This would be to do with threat identification.

You go to rob a bank, step one is remove obvious threats.

Security, and anyone with a gun on their hip are the most likely to try to stop you first. They're target one.


----------



## pdg (Dec 23, 2019)

pdg said:


> This would be to do with threat identification.
> 
> You go to rob a bank, step one is remove obvious threats.
> 
> Security, and anyone with a gun on their hip are the most likely to try to stop you first. They're target one.



Pressed post by mistake...

It's not about choosing those people as a sole target (they'd likely get avoided by a random mugger).

It's when they're in a group you want to control in some way that they become a primary target.


----------



## CB Jones (Dec 23, 2019)

pdg said:


> This would be to do with threat identification.
> 
> You go to rob a bank, step one is remove obvious threats.
> 
> Security, and anyone with a gun on their hip are the most likely to try to stop you first. They're target one.



I think yall watch too many movies...lol.

I used to subscribe to that logic but now....some days I conceal.....some days I open carry.

I dress how I want and Ill handle threats as they happen.  On my time, I don't worry about the mights and what ifs.


----------



## jobo (Dec 23, 2019)

pdg said:


> This would be to do with threat identification.
> 
> You go to rob a bank, step one is remove obvious threats.
> 
> Security, and anyone with a gun on their hip are the most likely to try to stop you first. They're target one.

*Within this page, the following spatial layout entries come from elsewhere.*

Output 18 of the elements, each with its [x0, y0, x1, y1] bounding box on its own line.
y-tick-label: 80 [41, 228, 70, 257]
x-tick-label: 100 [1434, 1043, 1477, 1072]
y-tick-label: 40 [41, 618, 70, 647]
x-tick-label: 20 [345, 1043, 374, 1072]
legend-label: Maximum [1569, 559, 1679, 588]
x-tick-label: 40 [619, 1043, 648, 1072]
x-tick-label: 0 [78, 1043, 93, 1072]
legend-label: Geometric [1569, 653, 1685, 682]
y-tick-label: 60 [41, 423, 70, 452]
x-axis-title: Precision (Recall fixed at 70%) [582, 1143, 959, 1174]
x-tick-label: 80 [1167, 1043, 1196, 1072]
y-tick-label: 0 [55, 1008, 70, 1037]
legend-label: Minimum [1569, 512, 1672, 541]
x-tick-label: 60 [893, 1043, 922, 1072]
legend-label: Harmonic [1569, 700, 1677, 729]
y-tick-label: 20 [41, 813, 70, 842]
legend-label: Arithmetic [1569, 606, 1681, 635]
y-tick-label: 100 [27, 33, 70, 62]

id warn against armed robbery as a life style choice, just as waving it about in public could be close to suicides, but that not really the issue under consideration


----------



## jobo (Dec 23, 2019)

pdg said:


> Pressed post by mistake...
> 
> It's not about choosing those people as a sole target (they'd likely get avoided by a random mugger).
> 
> It's when they're in a group you want to control in some way that they become a primary target.


im not dismissing it as having no potential draw backs just these circumstances seem a lot less likely than a random mugging


----------



## dvcochran (Dec 23, 2019)

CB Jones said:


> I think yall watch too many movies...lol.
> 
> I used to subscribe to that logic but now....some days I conceal.....some days I open carry.
> 
> I dress how I want and Ill handle threats as they happen.  On my time, I don't worry about the mights and what ifs.


Nail on the head. I don't know if you read my post about my friend who just passed away; he had no 'buts' and only the good 'what ifs' in his life, never the one's from living in fear.


----------